Existem poucas empresas com níveis mais elevados de monitoramento dos processos. Os resultados indicam grande dispersão entre as questões sobre essa prática (entre 1 e 5) com maior concentração na escala intermediária. A adoção de práticas de Gestão da Sustentabilidade aparece como preocupação de todos os entrevistados, ainda que existam Usinas sem nenhum tipo de ação formal e efetiva no sentido de estruturar a gestão sustentável. Os resultados indicam que algumas empresas já desenvolvem sistemas avançados de sustentabilidade, com a publicação de relatórios no padrão GRI (Global Reporting Initiative) e ações concretas
(certificações, programas ambientais e
sociais), e entendem que os profissionais devem possuir formação e consciência sustentável.
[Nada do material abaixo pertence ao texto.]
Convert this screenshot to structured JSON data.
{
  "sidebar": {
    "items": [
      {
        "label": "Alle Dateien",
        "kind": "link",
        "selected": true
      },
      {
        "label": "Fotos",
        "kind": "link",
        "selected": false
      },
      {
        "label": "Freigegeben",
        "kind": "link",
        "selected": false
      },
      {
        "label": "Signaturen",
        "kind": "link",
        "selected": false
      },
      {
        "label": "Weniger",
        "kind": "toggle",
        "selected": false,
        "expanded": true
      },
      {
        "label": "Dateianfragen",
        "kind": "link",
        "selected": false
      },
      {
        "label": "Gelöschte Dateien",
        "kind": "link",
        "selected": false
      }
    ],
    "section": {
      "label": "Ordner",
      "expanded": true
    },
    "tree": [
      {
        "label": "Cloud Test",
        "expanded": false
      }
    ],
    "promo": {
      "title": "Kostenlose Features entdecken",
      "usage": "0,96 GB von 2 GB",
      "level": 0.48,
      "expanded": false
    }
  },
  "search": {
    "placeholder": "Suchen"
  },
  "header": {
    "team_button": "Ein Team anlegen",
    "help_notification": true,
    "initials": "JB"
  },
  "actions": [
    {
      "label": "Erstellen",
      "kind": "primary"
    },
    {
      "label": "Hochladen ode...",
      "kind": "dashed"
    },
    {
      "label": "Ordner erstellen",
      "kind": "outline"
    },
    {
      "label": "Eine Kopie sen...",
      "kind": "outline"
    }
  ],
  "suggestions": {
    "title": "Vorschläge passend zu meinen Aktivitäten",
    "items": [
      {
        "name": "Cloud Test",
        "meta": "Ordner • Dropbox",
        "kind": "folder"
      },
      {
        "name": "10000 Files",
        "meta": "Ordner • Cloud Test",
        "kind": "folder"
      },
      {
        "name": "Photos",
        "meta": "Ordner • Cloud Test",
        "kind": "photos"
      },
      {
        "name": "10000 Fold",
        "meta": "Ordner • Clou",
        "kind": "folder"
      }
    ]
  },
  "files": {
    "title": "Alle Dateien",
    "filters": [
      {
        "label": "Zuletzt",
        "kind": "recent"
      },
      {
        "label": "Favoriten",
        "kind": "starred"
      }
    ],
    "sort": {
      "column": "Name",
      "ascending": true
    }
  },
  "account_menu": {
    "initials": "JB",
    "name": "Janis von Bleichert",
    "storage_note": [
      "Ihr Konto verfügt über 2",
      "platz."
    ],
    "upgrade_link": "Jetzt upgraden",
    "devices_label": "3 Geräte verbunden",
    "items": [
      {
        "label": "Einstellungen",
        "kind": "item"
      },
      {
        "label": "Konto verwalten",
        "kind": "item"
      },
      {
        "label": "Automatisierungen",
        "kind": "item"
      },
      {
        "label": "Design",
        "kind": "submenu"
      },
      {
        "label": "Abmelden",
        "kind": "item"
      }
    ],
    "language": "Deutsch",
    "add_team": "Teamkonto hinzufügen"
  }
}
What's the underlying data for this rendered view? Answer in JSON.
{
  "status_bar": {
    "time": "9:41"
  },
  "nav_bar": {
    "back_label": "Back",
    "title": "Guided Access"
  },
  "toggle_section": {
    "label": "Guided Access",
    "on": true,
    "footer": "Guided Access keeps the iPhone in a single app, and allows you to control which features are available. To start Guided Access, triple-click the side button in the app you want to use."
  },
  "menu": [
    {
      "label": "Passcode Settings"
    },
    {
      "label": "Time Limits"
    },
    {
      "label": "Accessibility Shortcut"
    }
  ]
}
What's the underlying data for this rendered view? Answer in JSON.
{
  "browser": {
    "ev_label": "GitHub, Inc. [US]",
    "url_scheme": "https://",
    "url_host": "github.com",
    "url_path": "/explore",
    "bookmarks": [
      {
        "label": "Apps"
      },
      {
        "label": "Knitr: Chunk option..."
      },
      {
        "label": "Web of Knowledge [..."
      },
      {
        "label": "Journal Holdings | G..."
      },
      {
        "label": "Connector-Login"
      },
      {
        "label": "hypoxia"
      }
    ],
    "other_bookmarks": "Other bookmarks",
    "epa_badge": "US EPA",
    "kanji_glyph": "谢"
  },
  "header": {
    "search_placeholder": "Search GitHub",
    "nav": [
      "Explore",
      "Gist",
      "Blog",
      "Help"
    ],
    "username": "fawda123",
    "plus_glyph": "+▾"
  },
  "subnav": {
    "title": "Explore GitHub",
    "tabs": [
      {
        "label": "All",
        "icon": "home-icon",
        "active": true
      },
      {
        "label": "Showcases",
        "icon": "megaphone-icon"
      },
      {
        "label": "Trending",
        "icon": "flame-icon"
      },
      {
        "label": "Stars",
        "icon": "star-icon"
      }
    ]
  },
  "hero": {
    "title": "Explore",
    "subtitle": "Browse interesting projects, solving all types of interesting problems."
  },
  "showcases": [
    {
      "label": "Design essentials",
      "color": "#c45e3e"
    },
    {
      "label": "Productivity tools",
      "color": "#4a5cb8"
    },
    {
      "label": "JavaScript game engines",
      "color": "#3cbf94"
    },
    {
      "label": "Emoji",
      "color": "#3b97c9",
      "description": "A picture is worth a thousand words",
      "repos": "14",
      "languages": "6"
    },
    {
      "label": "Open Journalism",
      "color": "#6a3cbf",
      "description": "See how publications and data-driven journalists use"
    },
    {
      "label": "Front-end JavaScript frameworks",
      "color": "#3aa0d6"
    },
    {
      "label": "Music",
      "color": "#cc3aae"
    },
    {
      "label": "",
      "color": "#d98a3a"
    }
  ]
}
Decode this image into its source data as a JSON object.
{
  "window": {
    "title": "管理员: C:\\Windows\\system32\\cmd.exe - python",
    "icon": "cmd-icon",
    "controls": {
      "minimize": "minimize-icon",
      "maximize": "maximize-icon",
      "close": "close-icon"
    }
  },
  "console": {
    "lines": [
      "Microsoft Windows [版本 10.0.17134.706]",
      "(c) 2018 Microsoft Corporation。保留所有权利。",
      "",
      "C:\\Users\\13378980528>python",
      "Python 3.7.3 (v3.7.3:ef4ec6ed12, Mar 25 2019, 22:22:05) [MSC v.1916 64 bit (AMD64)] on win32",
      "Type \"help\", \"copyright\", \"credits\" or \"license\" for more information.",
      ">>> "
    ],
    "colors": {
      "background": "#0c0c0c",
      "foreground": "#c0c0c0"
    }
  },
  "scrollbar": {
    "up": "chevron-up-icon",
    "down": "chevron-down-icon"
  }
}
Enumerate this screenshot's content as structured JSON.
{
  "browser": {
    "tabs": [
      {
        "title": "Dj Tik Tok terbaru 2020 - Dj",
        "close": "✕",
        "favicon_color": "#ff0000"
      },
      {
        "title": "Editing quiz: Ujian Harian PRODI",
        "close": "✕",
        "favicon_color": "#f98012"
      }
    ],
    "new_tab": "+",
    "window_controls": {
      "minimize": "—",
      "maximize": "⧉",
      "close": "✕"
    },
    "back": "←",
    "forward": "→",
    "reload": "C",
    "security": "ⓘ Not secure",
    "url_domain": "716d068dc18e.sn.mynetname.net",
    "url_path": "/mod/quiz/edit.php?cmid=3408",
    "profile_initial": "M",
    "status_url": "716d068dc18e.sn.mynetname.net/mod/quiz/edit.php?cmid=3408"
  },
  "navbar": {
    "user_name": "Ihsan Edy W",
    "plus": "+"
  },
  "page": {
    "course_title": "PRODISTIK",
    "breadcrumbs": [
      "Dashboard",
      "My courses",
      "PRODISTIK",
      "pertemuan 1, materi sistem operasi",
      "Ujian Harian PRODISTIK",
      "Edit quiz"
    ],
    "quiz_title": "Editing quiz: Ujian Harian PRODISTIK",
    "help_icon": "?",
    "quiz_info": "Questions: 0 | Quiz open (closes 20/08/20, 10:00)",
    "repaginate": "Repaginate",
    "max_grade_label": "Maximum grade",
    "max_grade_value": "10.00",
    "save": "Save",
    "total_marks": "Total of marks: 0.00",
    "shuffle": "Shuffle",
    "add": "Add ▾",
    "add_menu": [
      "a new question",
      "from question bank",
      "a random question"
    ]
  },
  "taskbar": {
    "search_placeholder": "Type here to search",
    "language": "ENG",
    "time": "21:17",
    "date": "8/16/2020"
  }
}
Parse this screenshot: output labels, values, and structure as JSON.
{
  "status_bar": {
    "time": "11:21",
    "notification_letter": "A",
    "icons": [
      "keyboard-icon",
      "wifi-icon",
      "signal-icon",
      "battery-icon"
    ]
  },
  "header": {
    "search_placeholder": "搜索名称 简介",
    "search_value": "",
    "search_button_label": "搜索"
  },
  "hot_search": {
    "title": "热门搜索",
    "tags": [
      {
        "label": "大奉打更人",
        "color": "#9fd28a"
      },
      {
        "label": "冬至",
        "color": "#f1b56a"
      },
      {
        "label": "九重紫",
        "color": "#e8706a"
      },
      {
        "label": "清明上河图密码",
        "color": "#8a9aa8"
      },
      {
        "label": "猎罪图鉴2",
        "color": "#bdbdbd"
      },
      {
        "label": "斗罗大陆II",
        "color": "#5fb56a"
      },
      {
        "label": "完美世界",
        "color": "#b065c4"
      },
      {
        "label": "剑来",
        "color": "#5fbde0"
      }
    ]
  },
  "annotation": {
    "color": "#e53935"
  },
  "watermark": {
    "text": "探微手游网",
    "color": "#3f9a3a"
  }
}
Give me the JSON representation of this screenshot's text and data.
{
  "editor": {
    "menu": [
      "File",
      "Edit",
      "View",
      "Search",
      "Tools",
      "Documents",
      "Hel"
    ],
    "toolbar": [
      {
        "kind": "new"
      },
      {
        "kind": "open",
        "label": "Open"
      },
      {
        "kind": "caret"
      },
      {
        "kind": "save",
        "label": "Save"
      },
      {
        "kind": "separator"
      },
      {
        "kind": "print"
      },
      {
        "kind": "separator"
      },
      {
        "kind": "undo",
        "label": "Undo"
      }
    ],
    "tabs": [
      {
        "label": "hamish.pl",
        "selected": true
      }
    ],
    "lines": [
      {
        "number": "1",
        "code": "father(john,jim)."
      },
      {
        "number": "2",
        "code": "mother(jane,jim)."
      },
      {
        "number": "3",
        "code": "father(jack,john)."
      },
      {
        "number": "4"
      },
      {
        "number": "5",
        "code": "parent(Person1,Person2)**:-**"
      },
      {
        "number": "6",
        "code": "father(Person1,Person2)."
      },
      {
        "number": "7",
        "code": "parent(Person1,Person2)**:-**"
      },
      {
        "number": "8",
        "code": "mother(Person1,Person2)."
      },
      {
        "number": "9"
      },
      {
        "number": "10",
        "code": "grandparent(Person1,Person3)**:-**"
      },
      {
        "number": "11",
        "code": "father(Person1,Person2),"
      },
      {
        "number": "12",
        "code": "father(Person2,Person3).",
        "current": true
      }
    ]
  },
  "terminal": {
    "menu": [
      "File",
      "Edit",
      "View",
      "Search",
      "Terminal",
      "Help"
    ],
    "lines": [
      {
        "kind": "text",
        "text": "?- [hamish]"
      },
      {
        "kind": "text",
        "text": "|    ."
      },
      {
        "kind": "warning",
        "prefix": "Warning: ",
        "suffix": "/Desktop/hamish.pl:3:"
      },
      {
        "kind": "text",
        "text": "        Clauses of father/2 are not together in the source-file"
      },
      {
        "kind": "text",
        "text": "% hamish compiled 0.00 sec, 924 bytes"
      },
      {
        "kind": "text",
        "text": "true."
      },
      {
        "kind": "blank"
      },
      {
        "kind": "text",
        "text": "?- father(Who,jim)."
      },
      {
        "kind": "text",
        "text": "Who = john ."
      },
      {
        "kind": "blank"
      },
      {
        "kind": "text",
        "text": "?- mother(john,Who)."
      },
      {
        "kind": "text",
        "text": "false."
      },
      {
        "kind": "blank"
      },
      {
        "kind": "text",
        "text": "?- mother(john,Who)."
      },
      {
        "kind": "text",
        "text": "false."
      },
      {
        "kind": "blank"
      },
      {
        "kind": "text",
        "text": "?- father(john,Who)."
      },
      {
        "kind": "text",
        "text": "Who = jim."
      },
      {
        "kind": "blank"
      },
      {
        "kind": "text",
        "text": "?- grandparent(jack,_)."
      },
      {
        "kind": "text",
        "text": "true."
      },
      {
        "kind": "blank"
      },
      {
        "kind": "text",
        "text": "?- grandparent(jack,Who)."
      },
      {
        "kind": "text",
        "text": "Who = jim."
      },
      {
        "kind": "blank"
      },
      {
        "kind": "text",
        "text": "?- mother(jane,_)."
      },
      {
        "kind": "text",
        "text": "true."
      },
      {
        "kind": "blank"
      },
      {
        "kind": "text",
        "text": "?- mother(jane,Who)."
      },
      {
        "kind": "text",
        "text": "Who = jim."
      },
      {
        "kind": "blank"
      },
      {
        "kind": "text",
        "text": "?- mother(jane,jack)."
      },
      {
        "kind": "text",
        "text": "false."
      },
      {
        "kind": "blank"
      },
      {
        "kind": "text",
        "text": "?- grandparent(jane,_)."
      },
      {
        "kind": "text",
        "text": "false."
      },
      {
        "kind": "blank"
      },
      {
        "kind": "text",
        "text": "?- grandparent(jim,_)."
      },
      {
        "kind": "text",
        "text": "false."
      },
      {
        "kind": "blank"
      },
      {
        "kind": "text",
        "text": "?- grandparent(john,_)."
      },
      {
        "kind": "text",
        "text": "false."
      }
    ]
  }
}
Outro ponto a se destacar sobre o tema, é a exigência de alguns mercados por
certificações e rastreabilidade da
sustentabilidade. Várias empresas do Setor são associadas ao Bonsucro, entidade sem fins lucrativos que reúne vários stakeholders da cadeia de valor (de produtores de cana a clientes finais e ONG´s) e assumem um compromisso de produção sustentável dos derivados da cana-de-açúcar. Na pesquisa, verificamos ampla dispersão de resultados (mínimo de 1 e máximo de 5), porém, os entrevistados reconhecem a importância crescente do tema para o setor.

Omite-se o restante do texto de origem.